L’usine de traitement d’eau de Flint, le 23 janvier. | REBECCA COOK / REUTERS

Le groupe français Veolia est poursuivi par la justice américaine dans le cadre du scandale de l’empoisonnement de l’eau de la ville de Flint, dans le Michigan. Le procureur général de l’Etat a annoncé la décision, mercredi 22 juin, accusant l’entreprise de négligence et d’avoir exacerbé une situation déjà critique. Un concurrent américain de Veolia, Lockwood, Andrews & Newnam (LAN) fait lui aussi l’objet de poursuites au civil.

« A Flint, on a fait appel à Veolia et LAN pour faire un travail et ils ont lamentablement échoué », a affirmé le procureur, Bill Schuette, lors d’une conférence de presse, qui a parlé de « travail bâclé ». « Ils n’ont pas empêché l’empoisonnement de l’eau, ils ont même aggravé la situation », a-t-il ajouté.

Lire le reportage : A Flint, du plomb dans les têtes

Le scandale remonte à 2014. A la suite de graves problèmes financiers, Flint avait été placée sous tutelle par le gouverneur républicain du Michigan, Rick Snyder. A la recherche d’économies à tout prix, l’équipe chargée d’administrer la ville avait décidé de ne plus acheter l’eau potable à Detroit, situé à quelques kilomètres, mais de la puiser directement dans la rivière locale. Très vite, les habitants ont commencé à se plaindre de la couleur et du goût de l’eau, tandis que certains souffraient de vomissements et d’éruptions cutanées. Après dix-huit mois de mobilisation, les citoyens sont parvenus à faire éclater la vérité : extrêmement corrosive, l’eau de la Flint River a rongé le réseau d’approvisionnement, libérant du plomb et exposant ainsi les enfants et les femmes enceintes au saturnisme.

La ville avait fait appel à Veolia en 2015. Selon la justice, le groupe français n’a pas réussi à détecter l’apparition des problèmes de corrosion des canalisations. Le procureur reproche même à Veolia d’avoir décidé de rajouter un chlorure, qui n’aurait fait qu’aggraver le problème.

« Des allégations injustifiées » pour le groupe français

Le groupe s’est défendu vigoureusement, mercredi, contre « des allégations injustifiées ». Veolia souligne qu’un groupe de travail missionné par M. Snyder a pointé de façon claire la responsabilité de l’Etat dans cette crise et qu’il n’a même pas mentionné l’entreprise ou lui a adressé des reproches. « Le procureur général n’a pas discuté avec Veolia de son implication à Flint, n’a pas questionné les experts du groupe ou posé des questions sur notre contrat ponctuel d’un mois à Flint », insiste l’entreprise française, ajoutant que « l’implication de Veolia avec la ville n’avait aucun rapport avec les problèmes de plomb actuels ». Le groupe affirme qu’il n’avait pas été mandaté pour tester la teneur en plomb et que ce travail a été confié à une autre société.

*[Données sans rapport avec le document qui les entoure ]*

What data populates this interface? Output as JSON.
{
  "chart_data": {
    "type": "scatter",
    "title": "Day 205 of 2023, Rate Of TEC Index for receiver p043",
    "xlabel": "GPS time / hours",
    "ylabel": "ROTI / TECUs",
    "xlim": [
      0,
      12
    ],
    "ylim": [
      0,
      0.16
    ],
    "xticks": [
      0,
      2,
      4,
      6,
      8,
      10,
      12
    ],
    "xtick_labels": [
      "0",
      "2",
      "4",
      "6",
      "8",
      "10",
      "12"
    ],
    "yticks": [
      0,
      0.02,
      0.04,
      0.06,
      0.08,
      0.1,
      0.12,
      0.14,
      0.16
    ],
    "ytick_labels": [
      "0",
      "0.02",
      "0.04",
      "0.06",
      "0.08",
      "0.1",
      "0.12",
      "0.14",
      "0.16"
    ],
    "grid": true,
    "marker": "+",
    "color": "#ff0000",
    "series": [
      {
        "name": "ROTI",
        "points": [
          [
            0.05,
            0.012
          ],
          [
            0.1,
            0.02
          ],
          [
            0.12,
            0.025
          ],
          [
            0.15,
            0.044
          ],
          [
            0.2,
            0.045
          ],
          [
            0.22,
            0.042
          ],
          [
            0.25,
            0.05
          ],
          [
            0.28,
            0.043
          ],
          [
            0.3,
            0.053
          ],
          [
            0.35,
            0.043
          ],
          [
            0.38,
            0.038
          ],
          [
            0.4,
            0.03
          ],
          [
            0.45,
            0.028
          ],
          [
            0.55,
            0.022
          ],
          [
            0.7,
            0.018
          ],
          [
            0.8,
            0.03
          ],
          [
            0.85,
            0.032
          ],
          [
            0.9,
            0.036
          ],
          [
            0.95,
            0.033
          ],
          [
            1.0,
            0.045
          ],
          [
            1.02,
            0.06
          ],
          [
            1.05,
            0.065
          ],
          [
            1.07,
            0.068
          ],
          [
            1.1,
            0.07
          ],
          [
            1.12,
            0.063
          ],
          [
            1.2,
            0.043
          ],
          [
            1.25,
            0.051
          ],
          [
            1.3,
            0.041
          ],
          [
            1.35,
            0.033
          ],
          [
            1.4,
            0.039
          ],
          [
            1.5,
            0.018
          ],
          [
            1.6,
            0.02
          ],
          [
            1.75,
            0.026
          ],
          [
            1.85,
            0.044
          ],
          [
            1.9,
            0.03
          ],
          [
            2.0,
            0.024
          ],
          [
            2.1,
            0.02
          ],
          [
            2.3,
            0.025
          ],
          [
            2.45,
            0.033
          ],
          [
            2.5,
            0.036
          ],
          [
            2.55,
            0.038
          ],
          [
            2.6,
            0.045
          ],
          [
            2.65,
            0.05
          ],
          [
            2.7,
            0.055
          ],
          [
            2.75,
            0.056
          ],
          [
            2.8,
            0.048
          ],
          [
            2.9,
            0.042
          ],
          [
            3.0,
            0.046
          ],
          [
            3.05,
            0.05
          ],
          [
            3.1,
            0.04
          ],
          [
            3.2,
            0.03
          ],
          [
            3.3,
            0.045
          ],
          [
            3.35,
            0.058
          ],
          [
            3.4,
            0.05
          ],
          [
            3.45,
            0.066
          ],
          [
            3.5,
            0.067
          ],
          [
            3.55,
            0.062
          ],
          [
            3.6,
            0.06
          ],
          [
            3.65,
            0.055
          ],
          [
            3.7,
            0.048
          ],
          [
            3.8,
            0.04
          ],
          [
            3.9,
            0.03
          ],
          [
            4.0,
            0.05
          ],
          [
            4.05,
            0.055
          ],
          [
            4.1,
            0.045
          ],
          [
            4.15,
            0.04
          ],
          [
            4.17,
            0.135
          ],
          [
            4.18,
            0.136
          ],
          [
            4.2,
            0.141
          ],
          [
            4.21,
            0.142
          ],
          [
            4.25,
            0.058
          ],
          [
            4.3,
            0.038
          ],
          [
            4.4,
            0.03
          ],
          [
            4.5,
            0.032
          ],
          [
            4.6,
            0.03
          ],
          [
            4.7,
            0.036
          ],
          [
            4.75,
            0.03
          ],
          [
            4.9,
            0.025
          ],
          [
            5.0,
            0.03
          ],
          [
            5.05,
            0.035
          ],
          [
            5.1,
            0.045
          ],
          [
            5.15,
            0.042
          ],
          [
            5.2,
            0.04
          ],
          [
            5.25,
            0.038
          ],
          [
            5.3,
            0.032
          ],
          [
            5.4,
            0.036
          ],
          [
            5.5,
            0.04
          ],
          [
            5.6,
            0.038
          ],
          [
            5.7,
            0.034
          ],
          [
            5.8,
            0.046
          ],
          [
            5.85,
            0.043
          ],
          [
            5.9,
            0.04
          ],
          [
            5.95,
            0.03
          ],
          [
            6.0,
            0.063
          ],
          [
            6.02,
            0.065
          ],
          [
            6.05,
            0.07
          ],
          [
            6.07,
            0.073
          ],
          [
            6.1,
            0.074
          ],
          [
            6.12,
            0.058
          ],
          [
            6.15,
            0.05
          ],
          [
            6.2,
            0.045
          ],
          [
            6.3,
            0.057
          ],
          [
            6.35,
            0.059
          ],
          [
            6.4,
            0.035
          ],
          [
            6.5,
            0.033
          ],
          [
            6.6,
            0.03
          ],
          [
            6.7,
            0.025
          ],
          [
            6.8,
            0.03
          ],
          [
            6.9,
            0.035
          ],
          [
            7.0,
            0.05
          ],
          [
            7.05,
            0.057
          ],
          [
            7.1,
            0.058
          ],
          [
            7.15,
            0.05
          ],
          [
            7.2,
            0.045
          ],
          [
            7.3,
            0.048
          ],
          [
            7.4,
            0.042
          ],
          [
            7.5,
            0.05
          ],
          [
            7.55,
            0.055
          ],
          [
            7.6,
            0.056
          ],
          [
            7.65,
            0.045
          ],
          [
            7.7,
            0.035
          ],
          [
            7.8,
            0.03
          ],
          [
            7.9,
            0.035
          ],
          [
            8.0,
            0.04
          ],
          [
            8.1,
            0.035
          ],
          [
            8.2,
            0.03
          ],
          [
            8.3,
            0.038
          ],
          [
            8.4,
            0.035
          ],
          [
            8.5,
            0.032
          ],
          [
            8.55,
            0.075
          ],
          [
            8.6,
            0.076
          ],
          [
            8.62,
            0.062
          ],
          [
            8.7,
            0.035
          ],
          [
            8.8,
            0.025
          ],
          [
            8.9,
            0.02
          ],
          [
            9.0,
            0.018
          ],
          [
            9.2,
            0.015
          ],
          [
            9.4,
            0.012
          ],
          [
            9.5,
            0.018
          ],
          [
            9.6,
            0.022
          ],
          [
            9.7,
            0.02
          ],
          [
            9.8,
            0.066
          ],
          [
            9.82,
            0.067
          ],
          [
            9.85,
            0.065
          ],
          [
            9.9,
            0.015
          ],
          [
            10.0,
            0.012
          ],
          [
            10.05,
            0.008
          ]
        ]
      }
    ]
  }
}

Même défense du côté du groupe LAN, qui estime que la justice a « mal interprété » le rôle joué par la société. La décision de ne pas contrôler le niveau de corrosion incombe à la municipalité et aux autorités de l’Etat, insiste LAN, qui affirme même que la société avait poussé l’administration à réaliser ces tests, en vain. Les services de la qualité de l’eau du Michigan avaient en effet soutenu qu’il n’y avait besoin d’ajouter un anticorrosif qu’après une année de tests.

Parallèlement à ces poursuites contre les deux sociétés, deux responsables des services de l’environnement de l’Etat du Michigan font déjà l’objet de poursuites criminelles. Le procureur a promis que d’autres allaient suivre. Depuis le mois d’octobre, Flint est à nouveau connectée au réseau de distribution d’eau de Detroit, tandis que le Michigan a débloqué 240 millions de dollars (211 millions d’euros) pour tenter de résoudre les conséquences du scandale. Selon la plainte, les dommages réclamés par la justice, qui pourraient dans le cas de Veolia et LAN s’élever à plusieurs centaines de millions de dollars, devraient être utilisés pour remplacer les kilomètres de canalisations endommagées.